Zombie fiction needs something to distinguish it from The Walking Dead these days, and Justina Ireland’s Dread Nation has that in spades.
With the cultural giant that is The Walking Dead, even in these later years, any new zombie fiction has to have something special to help it stand out.
For the previously mentioned Newsflesh series, it’s the fact that the apocalyptic event happened long enough ago for kids to grow up. For Pride and Prejudice and Zombies, it’s putting zombies in the story of Pride and Prejudice.
And for Justina Ireland’s Dread Nation, it’s setting Jane McKeene in the aftermath of the Civil War (and the rise of the undead, no big).
Oh, and Jane is black, sent as a young teen to a school where she has learned to fight zombies. Native Americans do the same because Ireland says in her own author’s note that she based this aspect of her world on the actual boarding school system in real-world history.
That’s how Dread Nation sets itself apart. It’s not just throwing zombies in to write a cool zombie historical fiction book. Like all the best zombie fiction, the zombies are just the backdrop to the actual point of the book: social commentary.
And Jane makes her commentary in all kinds of ways — from sometimes playing to stereotypes to helping certain fellow students pass as white when they need to in order to have a shot at survival.
Killing shamblers happens to be something she’s good at, but it is not the only thing she’s good at, and she’s not good at everything either.
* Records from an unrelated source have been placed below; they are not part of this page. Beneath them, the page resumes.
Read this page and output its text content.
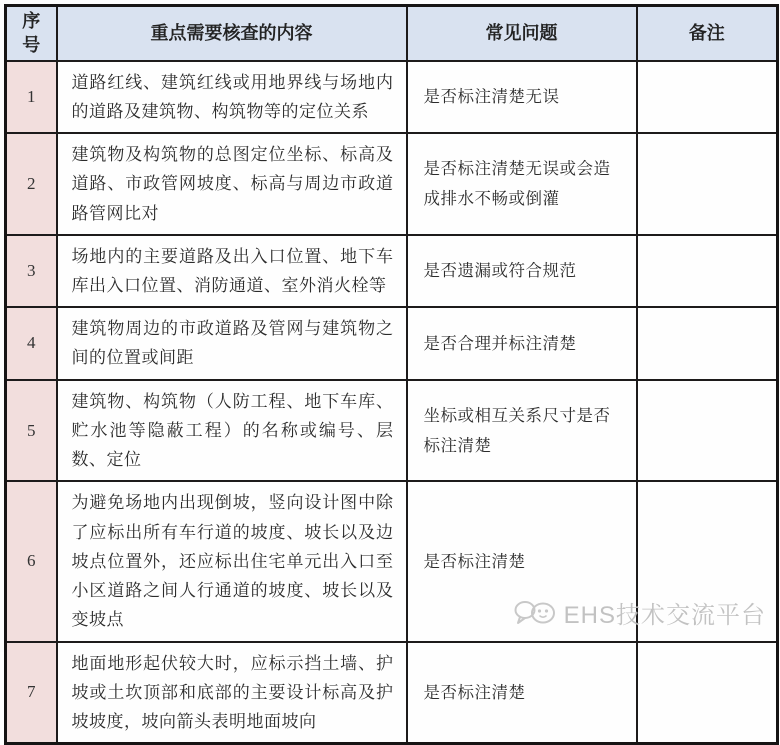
序号	重点需要核查的内容	常见问题	备注
1	道路红线、建筑红线或用地界线与场地内的道路及建筑物、构筑物等的定位关系	是否标注清楚无误	
2	建筑物及构筑物的总图定位坐标、标高及道路、市政管网坡度、标高与周边市政道路管网比对	是否标注清楚无误或会造成排水不畅或倒灌	
3	场地内的主要道路及出入口位置、地下车库出入口位置、消防通道、室外消火栓等	是否遗漏或符合规范	
4	建筑物周边的市政道路及管网与建筑物之间的位置或间距	是否合理并标注清楚	
5	建筑物、构筑物（人防工程、地下车库、贮水池等隐蔽工程）的名称或编号、层数、定位	坐标或相互关系尺寸是否标注清楚	
6	为避免场地内出现倒坡，竖向设计图中除了应标出所有车行道的坡度、坡长以及边坡点位置外，还应标出住宅单元出入口至小区道路之间人行通道的坡度、坡长以及变坡点	是否标注清楚	
7	地面地形起伏较大时，应标示挡土墙、护坡或土坎顶部和底部的主要设计标高及护坡坡度，坡向箭头表明地面坡向	是否标注清楚	
EHS技术交流平台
Jane’s realistic about her flaws, too — her skills at lying, her outspokenness’ tendency to pop up at some horrible times and her weakness for clever boys chief among them. And she doesn’t like everyone she meets, either.
But the book doesn’t let that weakness get in the way of developing a friendship between Jane and Katherine, another student at the same school. They don’t like each other at first, but circumstances force them together, and they end up forging a friendship. Even that isn’t perfect. They still disagree on things and have different approaches to getting themselves out of the situation they find themselves in.
If anything, Ireland could have done a bit more work in establishing the differences between the Egalitarians and the Survivalists, the two major factions in dealing with the zombie threat. The Survivalists end up dominating things just a touch too much. Perhaps that’ll change with the next book, as it appears that this is going to be a series.
Next: 8 more books for fans of The Walking Dead
So, if The Walking Dead just isn’t satisfying quite as much as it used to, or if you just need all the zombies you can possibly get, or if you like your paranormal fiction with some well-done social commentary, Dread Nation is the book for you.